①主軸がまっすぐ立ち上がり自立し、茎の上部が分岐するもの。時として基部にロゼットあり(メンジエシー、ギガンテアなど)
②主軸が立ち上がり、扇状に広がるもの(ルピコラ、ストロニフェラ、ラメロサなど)
③ロゼットになるもの(スクワモサ、ブルボサ、ウィッタケリ、ブロウニアナ、ゾナリア、ローリーなど)
④主軸が立ち上がり自立。基部にロゼットあり、主軸に葉が互生するもの(ペルタタ、ジグザギアなど)
⑤基部にロゼットがなく、つる性で他の植物などに絡まり伸びていくもの(マクランサ、ムーレイなど)
塊茎をつくるモウセンゴケの種類と写真
塊茎をつくるモウセンゴケ(=球根ドロセラ)①のグループ
ドロセラ・ギガンテア
ドロセラ・メンジエシー
塊茎をつくるモウセンゴケ(=球根ドロセラ)②のグループ
ドロセラ・ルピコラ
塊茎をつくるモウセンゴケ(=球根ドロセラ)③のグループ
ドロセラ・ウィッタケリ
ドロセラ・スクワモサ
ドロセラ・ゾナリア
ドロセラ・ローリー
塊茎をつくるモウセンゴケ(=球根ドロセラ)④のグループ
イシモチソウ
塊茎をつくるモウセンゴケ(=球根ドロセラ)⑤のグループ
ドロセラ・ムーレイ
ドロセラ・マクランサ
塊根をつくるモウセンゴケの種類と写真
根が太くなり塊根状になるモウセンゴケ。「芋ドロセラ」と呼ばれていたこともあります。システィフロラ、パウシフロラ、ゼイヘリなどが代表的な種類で、主に南アフリカに自生しています。塊茎をつくるモウセンゴケ(=球根ドロセラ)同様に、自生地では乾季に地上部が枯れ、塊根だけになり休眠します。

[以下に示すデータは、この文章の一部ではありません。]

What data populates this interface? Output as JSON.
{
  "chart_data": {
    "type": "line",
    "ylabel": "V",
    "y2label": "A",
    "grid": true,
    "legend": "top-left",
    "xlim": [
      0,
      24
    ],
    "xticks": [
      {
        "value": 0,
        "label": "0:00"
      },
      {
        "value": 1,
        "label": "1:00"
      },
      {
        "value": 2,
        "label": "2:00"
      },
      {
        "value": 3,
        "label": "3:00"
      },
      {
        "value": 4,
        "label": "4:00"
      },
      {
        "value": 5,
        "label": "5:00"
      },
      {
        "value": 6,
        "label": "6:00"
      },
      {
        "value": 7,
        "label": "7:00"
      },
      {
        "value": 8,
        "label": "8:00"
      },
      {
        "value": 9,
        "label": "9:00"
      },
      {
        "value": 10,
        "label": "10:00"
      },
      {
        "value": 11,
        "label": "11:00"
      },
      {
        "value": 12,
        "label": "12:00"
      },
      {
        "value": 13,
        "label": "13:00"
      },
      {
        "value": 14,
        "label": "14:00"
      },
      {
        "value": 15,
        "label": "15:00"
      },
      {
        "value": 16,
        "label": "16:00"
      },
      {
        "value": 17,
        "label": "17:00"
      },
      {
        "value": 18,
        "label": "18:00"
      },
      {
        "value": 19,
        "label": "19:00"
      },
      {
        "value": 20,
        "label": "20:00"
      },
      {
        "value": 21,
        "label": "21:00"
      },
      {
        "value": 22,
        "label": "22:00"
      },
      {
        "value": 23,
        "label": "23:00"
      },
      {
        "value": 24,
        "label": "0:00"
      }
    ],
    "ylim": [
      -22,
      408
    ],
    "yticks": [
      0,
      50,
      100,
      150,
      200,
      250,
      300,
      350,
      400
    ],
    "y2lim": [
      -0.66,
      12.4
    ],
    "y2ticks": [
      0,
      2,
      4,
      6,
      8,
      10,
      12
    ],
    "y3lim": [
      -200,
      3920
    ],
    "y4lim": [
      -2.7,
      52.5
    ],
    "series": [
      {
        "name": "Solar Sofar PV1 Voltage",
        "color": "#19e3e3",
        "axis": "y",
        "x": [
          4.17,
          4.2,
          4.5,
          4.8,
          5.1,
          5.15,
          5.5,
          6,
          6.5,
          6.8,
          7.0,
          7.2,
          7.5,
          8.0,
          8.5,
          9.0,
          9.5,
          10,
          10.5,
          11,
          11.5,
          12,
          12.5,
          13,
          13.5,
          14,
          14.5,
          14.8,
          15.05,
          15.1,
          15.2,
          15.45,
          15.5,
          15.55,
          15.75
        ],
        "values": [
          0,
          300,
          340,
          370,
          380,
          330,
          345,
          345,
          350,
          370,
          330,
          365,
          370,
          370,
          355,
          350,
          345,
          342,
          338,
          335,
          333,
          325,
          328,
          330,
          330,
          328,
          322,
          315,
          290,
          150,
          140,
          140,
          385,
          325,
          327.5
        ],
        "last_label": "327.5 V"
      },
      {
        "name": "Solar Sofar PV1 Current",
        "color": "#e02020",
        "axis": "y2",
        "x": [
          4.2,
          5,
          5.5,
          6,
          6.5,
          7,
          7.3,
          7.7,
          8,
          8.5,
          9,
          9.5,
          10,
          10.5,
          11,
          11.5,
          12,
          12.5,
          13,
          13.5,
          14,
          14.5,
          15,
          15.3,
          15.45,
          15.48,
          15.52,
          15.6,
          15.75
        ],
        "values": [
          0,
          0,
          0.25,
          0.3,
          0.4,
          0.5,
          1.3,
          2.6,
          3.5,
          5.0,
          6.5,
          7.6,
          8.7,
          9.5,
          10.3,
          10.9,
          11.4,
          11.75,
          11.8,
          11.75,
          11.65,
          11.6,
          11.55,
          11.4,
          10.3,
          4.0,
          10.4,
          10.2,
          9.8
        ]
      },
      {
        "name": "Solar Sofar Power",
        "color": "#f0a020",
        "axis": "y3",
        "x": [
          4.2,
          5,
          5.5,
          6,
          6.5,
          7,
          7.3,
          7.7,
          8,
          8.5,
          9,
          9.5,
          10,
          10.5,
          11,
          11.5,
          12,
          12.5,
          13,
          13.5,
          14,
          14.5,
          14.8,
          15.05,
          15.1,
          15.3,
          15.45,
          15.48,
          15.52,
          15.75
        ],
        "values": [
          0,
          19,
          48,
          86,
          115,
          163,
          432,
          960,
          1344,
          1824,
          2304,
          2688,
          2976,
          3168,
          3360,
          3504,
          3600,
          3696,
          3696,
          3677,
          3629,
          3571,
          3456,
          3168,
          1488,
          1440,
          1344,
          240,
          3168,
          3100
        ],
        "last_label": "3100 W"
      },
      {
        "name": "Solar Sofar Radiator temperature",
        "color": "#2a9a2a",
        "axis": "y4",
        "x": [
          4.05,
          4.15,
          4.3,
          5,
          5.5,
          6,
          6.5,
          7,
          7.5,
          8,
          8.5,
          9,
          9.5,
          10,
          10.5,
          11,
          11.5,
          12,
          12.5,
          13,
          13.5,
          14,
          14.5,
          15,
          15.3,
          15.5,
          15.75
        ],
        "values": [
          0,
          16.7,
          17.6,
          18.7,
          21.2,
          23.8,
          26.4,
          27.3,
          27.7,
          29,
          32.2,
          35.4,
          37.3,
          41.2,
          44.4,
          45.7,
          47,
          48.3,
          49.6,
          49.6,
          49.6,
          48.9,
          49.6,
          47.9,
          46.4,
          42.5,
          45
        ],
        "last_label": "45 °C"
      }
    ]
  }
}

頂部に株の割に大きな花を咲かせ、花の形はアネモネに似て、花色も白、ピンク、紫、クリーム色などがあります。
球根ドロセラ同様に販売会などで販売されていることもあります。
塊茎(球根)・塊根をつくらないモウセンゴケ
塊茎・塊根を作らないモウセンゴケの仲間にはこれらのモウセンゴケがあります。
・小型のモウセンゴケ(ピグミードロセラ)
・熱帯性のモウセンゴケ(熱帯ドロセラ)/ペティオラリス類
・森林性のモウセンゴケ
・温帯性のモウセンゴケ
小型のモウセンゴケ(ピグミードロセラ)の種類と写真
ピグミードロセラはオーストラリアに自生する株の直径が1センチ前後のごく小さなモウセンゴケです。オーストラリアのパースに行った時には車道の脇などでもよく見られました。
株の中央にむかごをつけ、むかごから繁殖します。